Direct electrochemistry and electrocatalytic properties of hemoglobin immobilized on a carbon ionic liquid electrode modified with mesoporous molecular sieve MCM-41

Abstract

The direct electron transfer and electrocatalysis of hemoglobin (Hb) entrapped in the MCM-41 modified carbon ionic liquid electrode (CILE) were investigated by using cyclic voltammetry in 0.10 M pH 7.0 phosphate buffer solution (PBS). Due to its uniform pore structure, high surface areas and good biocompatibility, the mesoporous silica sieve MCM-41 provided a suitable matrix for immobilization of biomolecule.

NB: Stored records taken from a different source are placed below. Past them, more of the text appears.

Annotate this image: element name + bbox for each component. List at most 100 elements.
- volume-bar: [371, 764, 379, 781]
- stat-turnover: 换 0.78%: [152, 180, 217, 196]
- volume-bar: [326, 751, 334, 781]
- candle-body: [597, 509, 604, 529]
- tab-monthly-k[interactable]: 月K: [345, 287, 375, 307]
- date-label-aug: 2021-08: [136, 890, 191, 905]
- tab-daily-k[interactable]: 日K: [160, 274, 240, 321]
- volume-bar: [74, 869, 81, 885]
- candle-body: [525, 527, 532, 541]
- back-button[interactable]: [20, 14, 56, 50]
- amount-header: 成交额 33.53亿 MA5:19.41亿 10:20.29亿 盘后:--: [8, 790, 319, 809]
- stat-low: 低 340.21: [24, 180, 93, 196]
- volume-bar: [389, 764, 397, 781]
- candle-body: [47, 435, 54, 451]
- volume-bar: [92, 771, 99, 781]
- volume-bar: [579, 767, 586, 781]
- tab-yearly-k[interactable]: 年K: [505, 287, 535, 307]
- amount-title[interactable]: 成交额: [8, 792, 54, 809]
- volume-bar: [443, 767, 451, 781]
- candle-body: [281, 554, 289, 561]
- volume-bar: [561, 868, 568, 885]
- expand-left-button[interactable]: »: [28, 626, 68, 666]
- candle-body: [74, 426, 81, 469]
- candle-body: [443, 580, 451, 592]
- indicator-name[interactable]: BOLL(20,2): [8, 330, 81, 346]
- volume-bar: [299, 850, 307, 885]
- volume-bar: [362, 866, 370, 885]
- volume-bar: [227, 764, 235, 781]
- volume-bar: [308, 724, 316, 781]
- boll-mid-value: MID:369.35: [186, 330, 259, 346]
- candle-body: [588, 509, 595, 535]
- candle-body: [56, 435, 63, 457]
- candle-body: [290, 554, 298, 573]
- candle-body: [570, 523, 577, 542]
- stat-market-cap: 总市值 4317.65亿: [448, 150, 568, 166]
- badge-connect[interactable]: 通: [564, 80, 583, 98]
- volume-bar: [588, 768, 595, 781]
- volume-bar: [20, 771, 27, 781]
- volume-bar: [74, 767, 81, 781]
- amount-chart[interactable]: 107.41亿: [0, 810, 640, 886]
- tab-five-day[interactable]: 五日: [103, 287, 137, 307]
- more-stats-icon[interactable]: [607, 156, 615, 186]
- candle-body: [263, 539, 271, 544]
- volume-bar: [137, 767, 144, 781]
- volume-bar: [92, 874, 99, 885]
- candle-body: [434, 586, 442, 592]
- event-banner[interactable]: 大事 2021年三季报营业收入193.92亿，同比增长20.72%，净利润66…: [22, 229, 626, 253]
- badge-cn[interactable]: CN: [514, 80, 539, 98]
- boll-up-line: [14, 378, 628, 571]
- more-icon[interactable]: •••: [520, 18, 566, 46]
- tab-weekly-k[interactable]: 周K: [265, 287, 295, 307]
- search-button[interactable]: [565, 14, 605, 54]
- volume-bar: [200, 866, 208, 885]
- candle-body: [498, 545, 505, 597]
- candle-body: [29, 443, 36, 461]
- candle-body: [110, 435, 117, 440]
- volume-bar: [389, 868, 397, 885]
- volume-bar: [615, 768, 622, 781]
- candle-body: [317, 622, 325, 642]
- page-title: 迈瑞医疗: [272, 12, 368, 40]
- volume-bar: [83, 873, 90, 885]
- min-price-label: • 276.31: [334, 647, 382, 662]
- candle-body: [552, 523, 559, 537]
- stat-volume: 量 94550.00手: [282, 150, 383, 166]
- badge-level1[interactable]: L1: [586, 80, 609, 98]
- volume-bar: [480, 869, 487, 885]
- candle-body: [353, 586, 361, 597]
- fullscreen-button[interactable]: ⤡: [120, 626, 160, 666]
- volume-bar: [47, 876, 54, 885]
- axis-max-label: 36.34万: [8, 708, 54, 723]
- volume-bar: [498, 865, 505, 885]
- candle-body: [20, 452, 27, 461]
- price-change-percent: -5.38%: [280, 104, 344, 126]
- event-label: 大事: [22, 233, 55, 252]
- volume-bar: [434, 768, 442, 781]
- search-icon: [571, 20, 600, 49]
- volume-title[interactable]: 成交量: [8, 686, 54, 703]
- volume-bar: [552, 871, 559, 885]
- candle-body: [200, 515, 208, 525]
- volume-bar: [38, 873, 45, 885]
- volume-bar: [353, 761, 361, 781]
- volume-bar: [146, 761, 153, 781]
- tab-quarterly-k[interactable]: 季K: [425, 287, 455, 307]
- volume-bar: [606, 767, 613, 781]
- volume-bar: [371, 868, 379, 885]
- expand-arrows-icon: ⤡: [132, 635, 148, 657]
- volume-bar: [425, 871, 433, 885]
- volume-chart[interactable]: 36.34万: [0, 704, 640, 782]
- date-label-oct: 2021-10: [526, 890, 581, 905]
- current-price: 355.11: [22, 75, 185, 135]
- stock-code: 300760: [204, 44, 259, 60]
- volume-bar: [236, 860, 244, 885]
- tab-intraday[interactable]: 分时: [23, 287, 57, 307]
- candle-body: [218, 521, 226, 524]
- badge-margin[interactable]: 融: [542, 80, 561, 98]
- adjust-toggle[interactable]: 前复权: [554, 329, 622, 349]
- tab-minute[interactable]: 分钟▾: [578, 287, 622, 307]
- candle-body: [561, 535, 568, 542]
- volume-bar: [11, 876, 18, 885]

The MCM-41 modified CILE showed significant promotion to the direct electron transfer of Hb, which exhibited a pair of well defined and quasi-reversible peaks for heme Fe(III)/Fe(II) with a formal potential of −0.284 V (vs. Ag/AgCl). Additionally, the Hb immobilized on the MCM-41 modified carbon ionic liquid electrode showed excellent electrocatalytic activity toward H 2O 2. The electrocatalytic current values were linear with increasing concentration of H 2O 2 in a wide range of 5–310 μM and the corresponding detection limit was calculated to be 5 × 10 −8 M (S/N = 3). The surface coverage of Hb immobilized on the MCM-41 modified carbon ionic liquid electrode was about 2.54 × 10 −9 mol cm −2. The Michaelis–Menten constant K m app of 214 μM indicated that the Hb immobilized on the modified electrode showed high affinity to H 2O 2. The proposed electrode had high stability and good reproducibility due to the protection effect of MCM-41 and ionic liquid, and it would have wide potential applications in direct electrochemistry, biosensors and biocatalysis.